With this in mind, the North Georgia Conference has embraced Onboarding, a corporate technique for getting a fast start in executive leadership through early, candid dialogue, assisted by an outside consultant. This corporate strategy has been adapted for ministry settings by Claire Bowen, a human resources specialist and longtime member of Peachtree Road UMC in Atlanta. Onboarding is a simple process for clergy beginning a new appointment to boost their ministry and leadership in their new church.
Five North Georgia United Methodists have been certified to facilitate Onbording.
Rev. Nancy Lane has been on both sides of the Onboarding process. As a deacon on staff at Roswell United Methodist Church she experienced it as a participant last summer when Roswell UMC received a new senior pastor. A trained and certified On Boarding facilitator, Rev. Lane has led On Boarding in other local churches. The value it brings to pastors, congregations, and church staff is significant, she says.

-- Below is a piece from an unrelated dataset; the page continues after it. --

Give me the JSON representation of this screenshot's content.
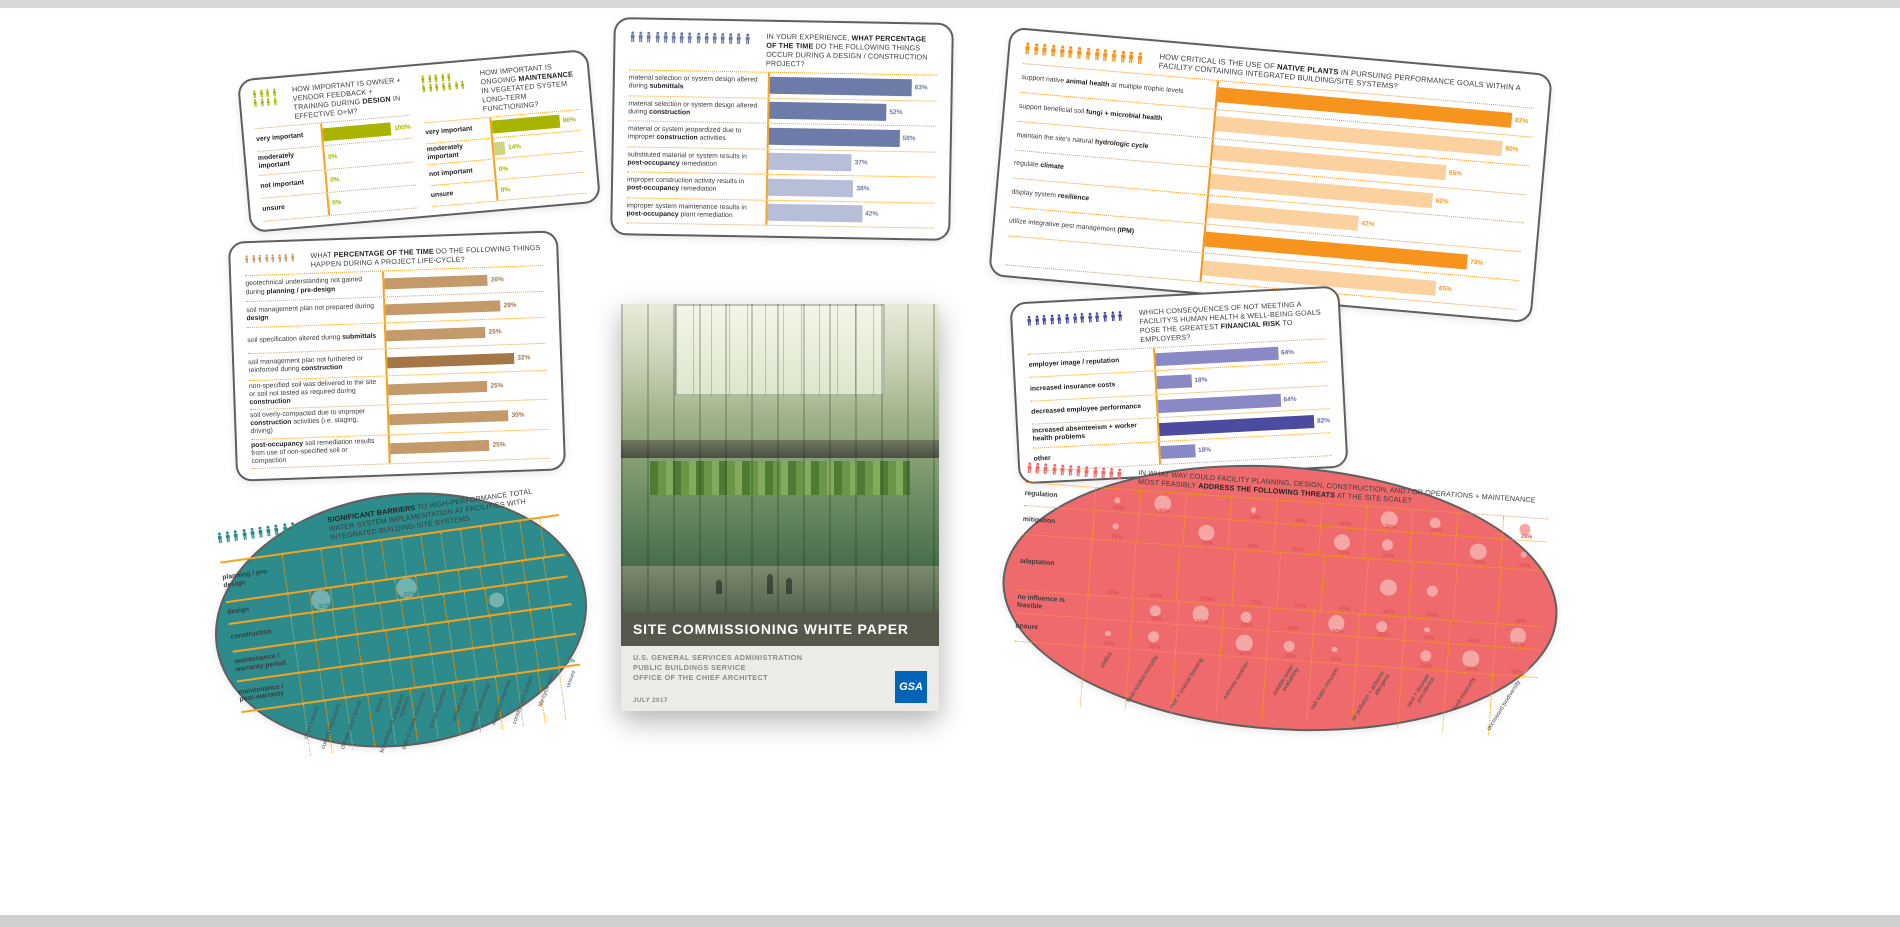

“Onboarding allows pastors to look at the gifts, graces, and wisdom of the body and the staff they’ve inherited to best maximize them and plan for ministry together,” she said. “It’s about developing that ‘we’ mentality and that spirit of ‘us’ so much sooner than maybe our old ways of doing things.”
The experience of Onboarding, which usually takes two days, brings people together with a neutral facilitator who leads them through questions about their hopes and dreams, wants and needs, landmines and sensitive areas, deepest longings for the church, and more. The process expedites unity, trust, and the development of priorities, Rev. Lane said.
Within two months of his arrival at St. James United Methodist Church in Atlanta this past June, Rev. Max Vincent, church staff members, and about 30 lay leaders were led through the Onboarding process by Bowen.
While Rev. Vincent had already met several of the church’s key leaders, he felt the process was crucial to building relationships and trust.
“Part of the reason Onboarding is worth doing is that it gets you to a point where you feel more personally connected,” he said. “I think for us to feel like we got to know each other a little more personally helped to build relations a lot more quickly. You can certainly learn these things over time, but we made connections with each other in that room.”
Onboarding is effective, he says, because it’s purposeful and it brings people together as partners with a shared vision.
“We identified together the areas I was focused on in my work, and what we thought were the important things to be paying attention to in the life of the congregation right now,” Rev. Vincent said. “They got a voice in it and they got to hear my responses and it helped us come up with a common vision. It helped us be intentional … so that we could begin this year with a focus on intentionally reaching out into this community.”
Those who have been through the process say that On Boarding creates a safe atmosphere for candid, meaningful conversations. Bowen believes that the key to the process is the ability for everyone to answer questions openly and honestly while remaining anonymous.
“Onboarding allows a staff, which a new senior pastor is inheriting, to jump-start the pastor’s knowledge by about six to nine months, all in one eight-hour period,” Bowen said. “Staffs leave the session saying, ‘Wow, we got a deep dive knowledge of our new pastor … and we truly informed her!’ What makes it work – or what I sometimes call ‘the secret sauce’ – is that all data is anonymous. There is much less intimidation for speaking out loud about issues since the new pastor is out of the room for the data dump. The new pastor gets coached and then comes in for response and dialogue not knowing – or caring – who said what.”
The Onboarding process is invaluable and beneficial to all involved, Rev. Lane said.
“Having been a part of Onboarding at both sides of the table I wouldn’t want to go into a church without it in the future,” she said. “I see great value in it and I’m blessed to be a part of it.”
Kara Witherow is a writer and serves as editor of the South Georgia Advocate.